When use custom layer in Tensorflow 2.0, the gradient returns None-CodePudding

I designed a custom layer for use like this:

class SquaredWeightedLayer(tf.keras.layers.Layer):
    def __init__(self, units=1):
        super(SquaredWeightedLayer, self).__init__()
        self.units = units

    def build(self, input_shape):
        self.w = self.add_weight(shape=(input_shape[-1], self.units), initializer="random_normal", trainable=True)
        self.square_w = self.w ** 2
        self.b = self.add_weight(shape=(self.units,), initializer="zeros", trainable=True)
        super(SquaredWeightedLayer, self).build(input_shape)

    def call(self, inputs):
        return tf.sigmoid(tf.add(tf.matmul(inputs, self.square_w), self.b))

However, the tape.gradient(loss, self.w) returns None and tape.gradient(loss, self.square_w) returns normal value. loss is binary_crossentropy.

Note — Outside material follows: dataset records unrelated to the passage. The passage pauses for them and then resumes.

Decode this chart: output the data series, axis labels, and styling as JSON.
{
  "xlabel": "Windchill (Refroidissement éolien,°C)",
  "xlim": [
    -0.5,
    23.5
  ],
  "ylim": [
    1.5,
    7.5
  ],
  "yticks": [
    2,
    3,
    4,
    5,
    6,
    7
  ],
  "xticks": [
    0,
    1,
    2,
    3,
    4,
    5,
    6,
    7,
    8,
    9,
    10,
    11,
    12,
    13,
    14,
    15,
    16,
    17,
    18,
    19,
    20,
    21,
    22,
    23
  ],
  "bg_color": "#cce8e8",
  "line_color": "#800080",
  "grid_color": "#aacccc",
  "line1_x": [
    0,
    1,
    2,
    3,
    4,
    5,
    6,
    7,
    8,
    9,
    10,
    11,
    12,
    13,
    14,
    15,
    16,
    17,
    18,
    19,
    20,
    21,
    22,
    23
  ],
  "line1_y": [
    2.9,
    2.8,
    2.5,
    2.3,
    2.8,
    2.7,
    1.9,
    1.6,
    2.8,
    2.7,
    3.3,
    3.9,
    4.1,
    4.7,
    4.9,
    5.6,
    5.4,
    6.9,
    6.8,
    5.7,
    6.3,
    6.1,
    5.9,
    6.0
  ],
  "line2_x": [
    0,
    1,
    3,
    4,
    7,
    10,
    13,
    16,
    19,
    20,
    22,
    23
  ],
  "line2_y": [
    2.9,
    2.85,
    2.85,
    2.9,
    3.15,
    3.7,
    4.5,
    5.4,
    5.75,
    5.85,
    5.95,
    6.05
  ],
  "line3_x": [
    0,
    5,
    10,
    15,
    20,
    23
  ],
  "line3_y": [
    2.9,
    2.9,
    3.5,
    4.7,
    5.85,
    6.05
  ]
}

I will very appreciate any suggestion for fixing this. Thanks!

CodePudding user response：

The problem is that the computation of self.w ** 2 is already executed in the build function, outside any tape context, so Tensorflow cannot trace that square_w actually came from w, leading to a gradient of None. You can fix it by simply moving the square operation into call:

def call(self, inputs):
    return tf.sigmoid(tf.add(tf.matmul(inputs, self.w**2), self.b))